A volunteer canvasses for votes ahead of the Ferguson, Missouri, municipal election.Jeff Roberson/AP

"This is what democracy looks like!" protestors chanted in the streets of Ferguson last fall. On Tuesday, they'll have another chance to show what it looks like, with three seats on the city council up for grabs.

The idea that the city government didn't speak for the mostly black population was a defining complaint of the protestors who took to the streets after Michael Brown was shot and killed by Officer Darren Wilson in August. The election offers a chance to rebalance. Of the six current council members plus the mayor, there's only a single black official—even though the population is two-thirds African American. During the protests, the lopsided voting patterns and voter-registration numbers became a central question, and organizers scrambled to turn popular anger over the shooting of Michael Brown into a bigger base of voters who could change policy in the long term. Tuesday's elections will offer some indication of how successful organizers have been in turning anger into the streets into action at the ballot box.

Ferguson is already in flux. Following the March release of the Justice Department's damning report on policing in the city, the city manager, police chief, court clerk, and municipal judge all resigned. The city will have to make further changes or risk direct intervention by the attorney general. But can it change itself without outside pressure, too?

All three seats are open because three members—all white—opted not to run again. As The New York Times noted in March, it's not a job anyone would take for the fun of it: Members receive just $250 per month, and they're contending with a town riven with racial conflicts; needing to rebuild after damage from riots; in need of a city manager and police chief; and forced to deal with the atrocious problems detailed by the Department of Justice. Terms last three years.
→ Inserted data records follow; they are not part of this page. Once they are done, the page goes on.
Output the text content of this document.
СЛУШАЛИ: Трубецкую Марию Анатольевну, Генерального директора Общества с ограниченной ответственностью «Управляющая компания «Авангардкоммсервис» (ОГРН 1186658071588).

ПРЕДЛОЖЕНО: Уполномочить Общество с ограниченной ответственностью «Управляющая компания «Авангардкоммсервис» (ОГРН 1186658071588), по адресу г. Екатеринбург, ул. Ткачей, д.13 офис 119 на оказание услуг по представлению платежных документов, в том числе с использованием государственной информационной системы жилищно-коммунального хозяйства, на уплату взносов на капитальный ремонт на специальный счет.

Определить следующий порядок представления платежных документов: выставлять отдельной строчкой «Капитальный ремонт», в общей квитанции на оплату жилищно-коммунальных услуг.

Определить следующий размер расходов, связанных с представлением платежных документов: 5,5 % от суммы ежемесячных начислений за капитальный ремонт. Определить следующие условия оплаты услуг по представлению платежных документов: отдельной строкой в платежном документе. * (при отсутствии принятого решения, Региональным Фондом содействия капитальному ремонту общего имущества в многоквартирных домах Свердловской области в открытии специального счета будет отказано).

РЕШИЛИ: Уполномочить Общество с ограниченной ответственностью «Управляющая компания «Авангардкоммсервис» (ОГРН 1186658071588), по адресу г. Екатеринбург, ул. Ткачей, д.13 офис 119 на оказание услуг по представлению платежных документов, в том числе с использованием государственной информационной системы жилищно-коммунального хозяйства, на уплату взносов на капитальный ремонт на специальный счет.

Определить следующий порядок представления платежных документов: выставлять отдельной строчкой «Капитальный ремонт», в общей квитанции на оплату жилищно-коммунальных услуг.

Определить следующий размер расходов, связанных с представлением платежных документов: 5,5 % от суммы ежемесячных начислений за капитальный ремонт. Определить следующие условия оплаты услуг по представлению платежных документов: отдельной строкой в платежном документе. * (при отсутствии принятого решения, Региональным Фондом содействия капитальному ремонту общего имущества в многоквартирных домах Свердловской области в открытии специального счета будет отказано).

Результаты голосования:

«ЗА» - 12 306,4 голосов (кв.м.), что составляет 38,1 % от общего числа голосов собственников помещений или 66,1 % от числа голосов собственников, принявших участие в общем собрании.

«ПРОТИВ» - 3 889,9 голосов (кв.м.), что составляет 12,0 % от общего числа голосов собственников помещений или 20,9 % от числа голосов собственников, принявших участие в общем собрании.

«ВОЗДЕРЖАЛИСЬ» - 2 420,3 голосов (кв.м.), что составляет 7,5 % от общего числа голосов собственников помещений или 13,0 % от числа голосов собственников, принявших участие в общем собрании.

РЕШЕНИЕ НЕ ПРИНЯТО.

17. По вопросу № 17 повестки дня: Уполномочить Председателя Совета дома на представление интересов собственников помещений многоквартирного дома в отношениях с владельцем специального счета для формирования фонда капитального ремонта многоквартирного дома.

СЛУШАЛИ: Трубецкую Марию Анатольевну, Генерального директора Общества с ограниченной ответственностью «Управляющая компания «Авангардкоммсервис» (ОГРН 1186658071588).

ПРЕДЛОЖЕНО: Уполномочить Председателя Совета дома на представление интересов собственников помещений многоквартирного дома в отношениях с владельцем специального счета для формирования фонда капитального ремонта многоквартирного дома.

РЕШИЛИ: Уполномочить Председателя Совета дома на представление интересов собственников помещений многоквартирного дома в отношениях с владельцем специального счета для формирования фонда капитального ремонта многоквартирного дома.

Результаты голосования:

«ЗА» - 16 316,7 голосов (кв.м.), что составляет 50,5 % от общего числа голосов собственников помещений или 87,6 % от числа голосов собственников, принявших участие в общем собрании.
Still, eight people are vying for the seats. There are two black and two white candidates in Ward 1, two white candidates in Ward 2, and two black candidates in Ward 3, so the council is guaranteed to add at least one black member. Of course, the political currents don't cut cleanly along racial lines, and the office seekers are a mix of reformers and the old guard. The Ward 2 contest, for example, pits former Mayor Brian Fletcher against Bob Hudgins, a white man who was active in the protests and has campaigned on police reform.

Campaigners noted how little muscle black voters have flexed at the polls in Ferguson. Some experts blamed low registration on a transient population—because the city's demographics have changed quickly, many of the black residents are new to town.

But the gap between the number of residents eligible to vote and those who are registered is not that large—perhaps less than 1,500 people. Attempts to seriously change the composition of the registered electorate have been conspicuously unsuccessful. Registration drives since Michael Brown's death in August 2013 produced a grand total of 562 new voters, which makes for just a 4 percent increase, and is apparently similar to what other surrounding cities have seen. (The St. Louis County elections director said in October that 3,000 people had registered, only to correct those figures radically downward.)

That means turnout is really what matters. In 2013, the turnout rate was just 17 percent among white voters and 6 percent among black voters. One reason for the small number of voters is the fact that elections are held in April on odd-numbered years. That's been shown to seriously depress turnout, compared to November in a presidential year, or even to November in midterm years. Turnout topped 40 percent during November's midterm elections, but that also represented a 10 percent drop from 2010. But in 2012, 76 percent of eligible voters cast ballots, almost 20 points above the national average (and Barack Obama thrashed Mitt Romney, taking 85 percent of the vote).

The city council actually came off better than many parts of Ferguson's government in the Justice Department report. In August 2013, an unnamed member complained about the lack of a community-service option for offenders who couldn't afford fines. A year earlier, a member wrote to city officials arguing against reappointing a municipal judge who later resigned after being criticized in the report.

If Ferguson's citizens want to change the way the city is governed, though, this election is their best chance to exert influence in a democratic way. Political will is only likely to diminish as time passes since Brown's death. That makes Tuesday a crucial test in whether Ferguson can change by democratic politics or only when the federal government demands it.